American Modernism Comes to Moscow
Coldsters! Espionart is a wonderful, new blog that focuses on Cold War art. I’ve been following it for a few weeks now and have been blown away by how well curated it is and how just damned interesting it is. Really a professional job – and that’s kind of rare in the blogosphere. So, don your dark sunglasses and trench coat, sit down on a park bench – and while you’re waiting for your contact to come and ask you about the weather in Madrid, scroll through some Espionart.
Several weeks after the Soviet Exhibition opened in New York, the reciprocal American Exhibition opened at Moscow’s Sokolniki Park on 25 July 1959. The art on display was in stark contrast to the heroic socialist realist paintings and sculptures shown in New York. Although American realism was represented in works by celebrated artists such as Andrew Wyeth, Thomas Hart Benton, John Steuart Curry and Edward Hopper, among the 67 artists featured were a significant number of modernists, including Alexander Calder, Jackson Pollock, Arshile Gorky and Mark Rothko.

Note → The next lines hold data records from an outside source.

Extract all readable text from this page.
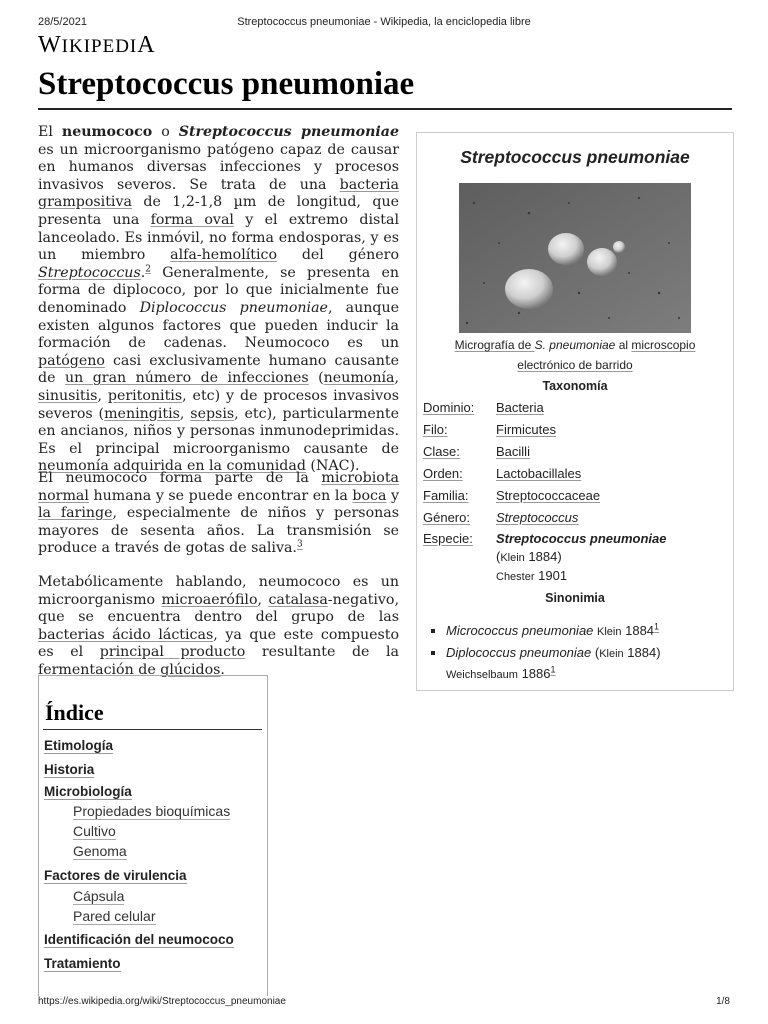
28/5/2021	Streptococcus pneumoniae - Wikipedia, la enciclopedia libre
WIKIPEDIA
Streptococcus pneumoniae

El neumococo o Streptococcus pneumoniae es un microorganismo patógeno capaz de causar en humanos diversas infecciones y procesos invasivos severos. Se trata de una bacteria grampositiva de 1,2-1,8 µm de longitud, que presenta una forma oval y el extremo distal lanceolado. Es inmóvil, no forma endosporas, y es un miembro alfa-hemolítico del género Streptococcus.$^2$ Generalmente, se presenta en forma de diplococo, por lo que inicialmente fue denominado Diplococcus pneumoniae, aunque existen algunos factores que pueden inducir la formación de cadenas. Neumococo es un patógeno casi exclusivamente humano causante de un gran número de infecciones (neumonía, sinusitis, peritonitis, etc) y de procesos invasivos severos (meningitis, sepsis, etc), particularmente en ancianos, niños y personas inmunodeprimidas. Es el principal microorganismo causante de neumonía adquirida en la comunidad (NAC).

El neumococo forma parte de la microbiota normal humana y se puede encontrar en la boca y la faringe, especialmente de niños y personas mayores de sesenta años. La transmisión se produce a través de gotas de saliva.$^3$

Metabólicamente hablando, neumococo es un microorganismo microaerófilo, catalasa-negativo, que se encuentra dentro del grupo de las bacterias ácido lácticas, ya que este compuesto es el principal producto resultante de la fermentación de glúcidos.

Streptococcus pneumoniae
Micrografía de S. pneumoniae al microscopio electrónico de barrido
Taxonomía
Dominio: Bacteria
Filo:	Firmicutes
Clase:	Bacilli
Orden:	Lactobacillales
Familia: Streptococcaceae
Género: Streptococcus
Especie: Streptococcus pneumoniae
(Klein 1884)
Chester 1901
Sinonimia
Micrococcus pneumoniae Klein 1884$^1$
Diplococcus pneumoniae (Klein 1884)
Weichselbaum 1886$^1$
Índice
Etimología
Historia
Microbiología
Propiedades bioquímicas
Cultivo
Genoma
Factores de virulencia
Cápsula
Pared celular
Identificación del neumococo
Tratamiento
https://es.wikipedia.org/wiki/Streptococcus_pneumoniae	1/8
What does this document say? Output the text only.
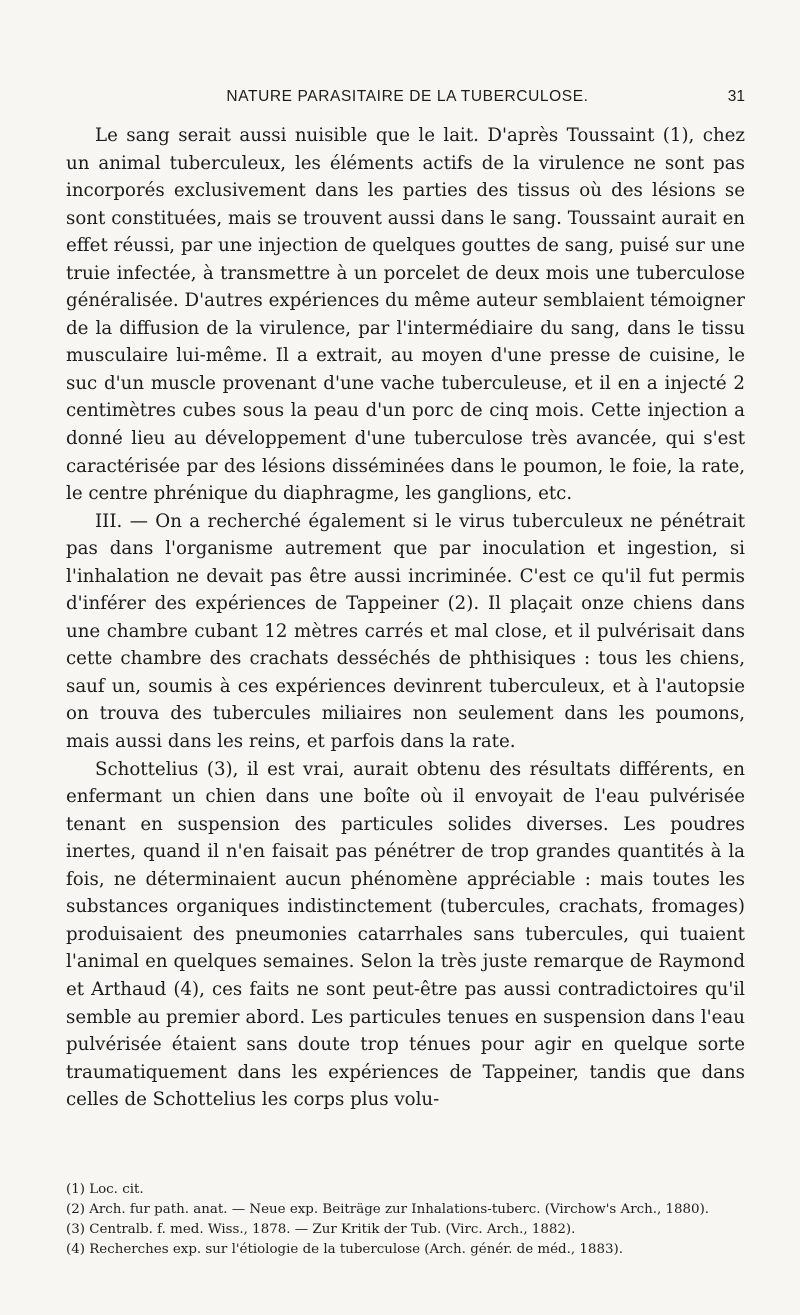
NATURE PARASITAIRE DE LA TUBERCULOSE.	31

Le sang serait aussi nuisible que le lait. D'après Toussaint (1), chez un animal tuberculeux, les éléments actifs de la virulence ne sont pas incorporés exclusivement dans les parties des tissus où des lésions se sont constituées, mais se trouvent aussi dans le sang. Toussaint aurait en effet réussi, par une injection de quelques gouttes de sang, puisé sur une truie infectée, à transmettre à un porcelet de deux mois une tuberculose généralisée. D'autres expériences du même auteur semblaient témoigner de la diffusion de la virulence, par l'intermédiaire du sang, dans le tissu musculaire lui-même. Il a extrait, au moyen d'une presse de cuisine, le suc d'un muscle provenant d'une vache tuberculeuse, et il en a injecté 2 centimètres cubes sous la peau d'un porc de cinq mois. Cette injection a donné lieu au développement d'une tuberculose très avancée, qui s'est caractérisée par des lésions disséminées dans le poumon, le foie, la rate, le centre phrénique du diaphragme, les ganglions, etc.

III. — On a recherché également si le virus tuberculeux ne pénétrait pas dans l'organisme autrement que par inoculation et ingestion, si l'inhalation ne devait pas être aussi incriminée. C'est ce qu'il fut permis d'inférer des expériences de Tappeiner (2). Il plaçait onze chiens dans une chambre cubant 12 mètres carrés et mal close, et il pulvérisait dans cette chambre des crachats desséchés de phthisiques : tous les chiens, sauf un, soumis à ces expériences devinrent tuberculeux, et à l'autopsie on trouva des tubercules miliaires non seulement dans les poumons, mais aussi dans les reins, et parfois dans la rate.

Schottelius (3), il est vrai, aurait obtenu des résultats différents, en enfermant un chien dans une boîte où il envoyait de l'eau pulvérisée tenant en suspension des particules solides diverses. Les poudres inertes, quand il n'en faisait pas pénétrer de trop grandes quantités à la fois, ne déterminaient aucun phénomène appréciable : mais toutes les substances organiques indistinctement (tubercules, crachats, fromages) produisaient des pneumonies catarrhales sans tubercules, qui tuaient l'animal en quelques semaines. Selon la très juste remarque de Raymond et Arthaud (4), ces faits ne sont peut-être pas aussi contradictoires qu'il semble au premier abord. Les particules tenues en suspension dans l'eau pulvérisée étaient sans doute trop ténues pour agir en quelque sorte traumatiquement dans les expériences de Tappeiner, tandis que dans celles de Schottelius les corps plus volu-

(1) Loc. cit.

(2) Arch. fur path. anat. — Neue exp. Beiträge zur Inhalations-tuberc. (Virchow's Arch., 1880).

(3) Centralb. f. med. Wiss., 1878. — Zur Kritik der Tub. (Virc. Arch., 1882).

(4) Recherches exp. sur l'étiologie de la tuberculose (Arch. génér. de méd., 1883).
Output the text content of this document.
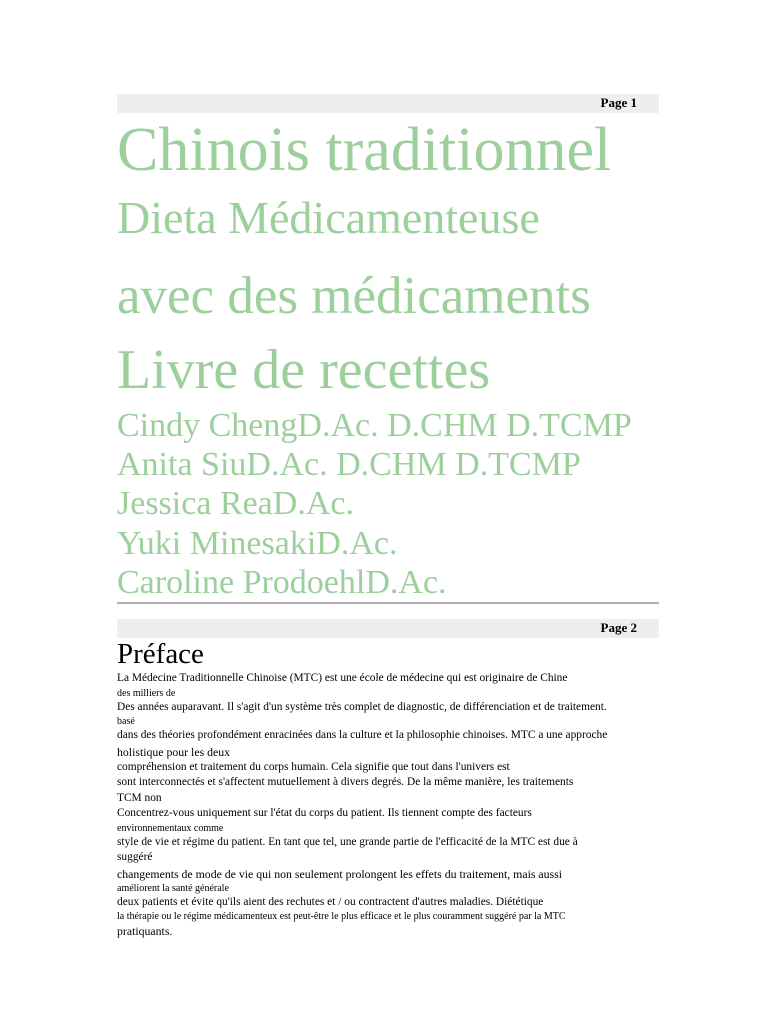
Page 1
Chinois traditionnel
Dieta Médicamenteuse
avec des médicaments
Livre de recettes
Cindy ChengD.Ac. D.CHM D.TCMP
Anita SiuD.Ac. D.CHM D.TCMP
Jessica ReaD.Ac.
Yuki MinesakiD.Ac.
Caroline ProdoehlD.Ac.
Page 2
Préface
La Médecine Traditionnelle Chinoise (MTC) est une école de médecine qui est originaire de Chine
des milliers de
Des années auparavant. Il s'agit d'un système très complet de diagnostic, de différenciation et de traitement.
basé
dans des théories profondément enracinées dans la culture et la philosophie chinoises. MTC a une approche
holistique pour les deux
compréhension et traitement du corps humain. Cela signifie que tout dans l'univers est
sont interconnectés et s'affectent mutuellement à divers degrés. De la même manière, les traitements
TCM non
Concentrez-vous uniquement sur l'état du corps du patient. Ils tiennent compte des facteurs
environnementaux comme
style de vie et régime du patient. En tant que tel, une grande partie de l'efficacité de la MTC est due à
suggéré
changements de mode de vie qui non seulement prolongent les effets du traitement, mais aussi
améliorent la santé générale
deux patients et évite qu'ils aient des rechutes et / ou contractent d'autres maladies. Diététique
la thérapie ou le régime médicamenteux est peut-être le plus efficace et le plus couramment suggéré par la MTC
pratiquants.
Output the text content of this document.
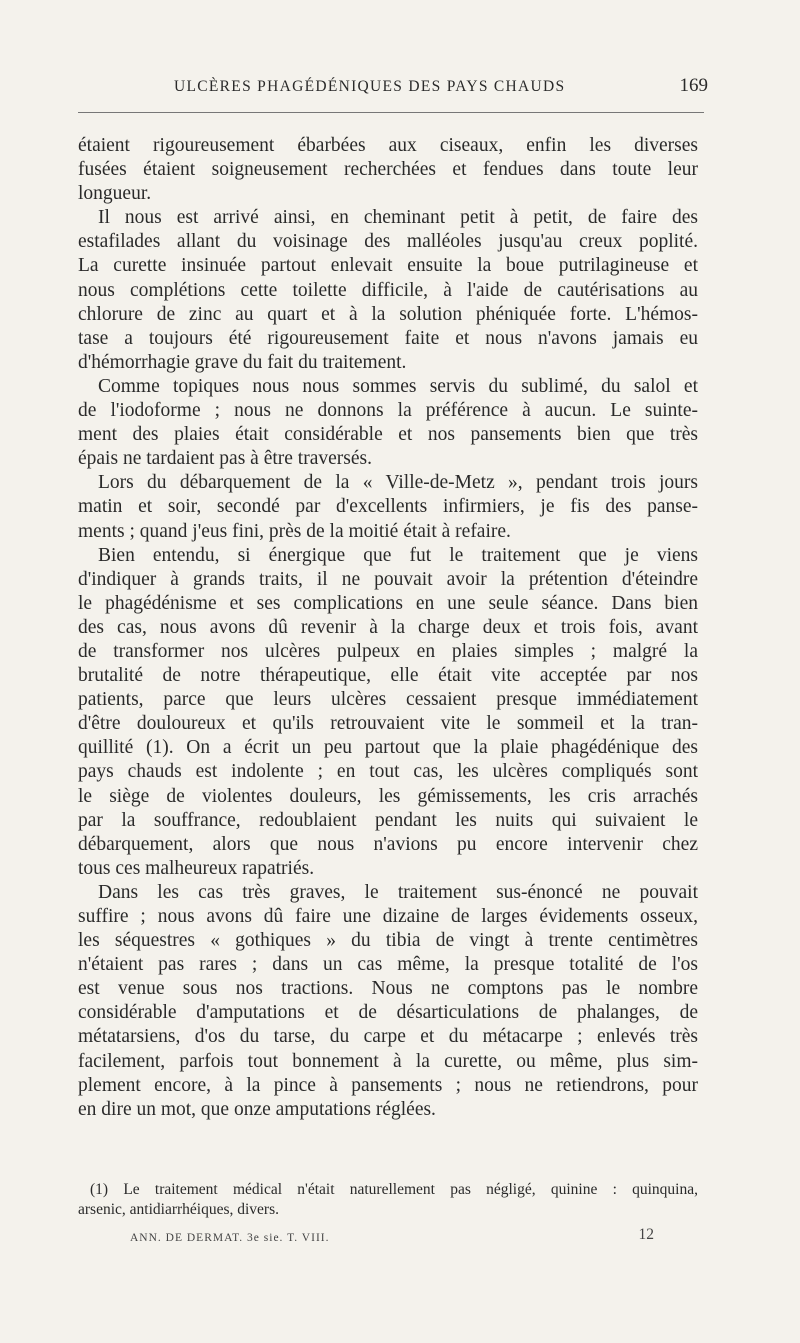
ULCÈRES PHAGÉDÉNIQUES DES PAYS CHAUDS	169
étaient rigoureusement ébarbées aux ciseaux, enfin les diverses
fusées étaient soigneusement recherchées et fendues dans toute leur
longueur.
Il nous est arrivé ainsi, en cheminant petit à petit, de faire des
estafilades allant du voisinage des malléoles jusqu'au creux poplité.
La curette insinuée partout enlevait ensuite la boue putrilagineuse et
nous complétions cette toilette difficile, à l'aide de cautérisations au
chlorure de zinc au quart et à la solution phéniquée forte. L'hémos-
tase a toujours été rigoureusement faite et nous n'avons jamais eu
d'hémorrhagie grave du fait du traitement.
Comme topiques nous nous sommes servis du sublimé, du salol et
de l'iodoforme ; nous ne donnons la préférence à aucun. Le suinte-
ment des plaies était considérable et nos pansements bien que très
épais ne tardaient pas à être traversés.
Lors du débarquement de la « Ville-de-Metz », pendant trois jours
matin et soir, secondé par d'excellents infirmiers, je fis des panse-
ments ; quand j'eus fini, près de la moitié était à refaire.
Bien entendu, si énergique que fut le traitement que je viens
d'indiquer à grands traits, il ne pouvait avoir la prétention d'éteindre
le phagédénisme et ses complications en une seule séance. Dans bien
des cas, nous avons dû revenir à la charge deux et trois fois, avant
de transformer nos ulcères pulpeux en plaies simples ; malgré la
brutalité de notre thérapeutique, elle était vite acceptée par nos
patients, parce que leurs ulcères cessaient presque immédiatement
d'être douloureux et qu'ils retrouvaient vite le sommeil et la tran-
quillité (1). On a écrit un peu partout que la plaie phagédénique des
pays chauds est indolente ; en tout cas, les ulcères compliqués sont
le siège de violentes douleurs, les gémissements, les cris arrachés
par la souffrance, redoublaient pendant les nuits qui suivaient le
débarquement, alors que nous n'avions pu encore intervenir chez
tous ces malheureux rapatriés.
Dans les cas très graves, le traitement sus-énoncé ne pouvait
suffire ; nous avons dû faire une dizaine de larges évidements osseux,
les séquestres « gothiques » du tibia de vingt à trente centimètres
n'étaient pas rares ; dans un cas même, la presque totalité de l'os
est venue sous nos tractions. Nous ne comptons pas le nombre
considérable d'amputations et de désarticulations de phalanges, de
métatarsiens, d'os du tarse, du carpe et du métacarpe ; enlevés très
facilement, parfois tout bonnement à la curette, ou même, plus sim-
plement encore, à la pince à pansements ; nous ne retiendrons, pour
en dire un mot, que onze amputations réglées.
(1) Le traitement médical n'était naturellement pas négligé, quinine : quinquina,
arsenic, antidiarrhéiques, divers.
ANN. DE DERMAT. 3e sie. T. VIII.	12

The art exhibition caused controversy back home in the United States, as the organisers were castigated for including artists with apparent links to Communism. In Moscow, the work also garnered a mixed reception by Soviet audiences, while Soviet Premier Nikita Khrushchev responded with characteristic delicacy by commenting that ‘it looks to me like a little boy pissed on the canvas‘.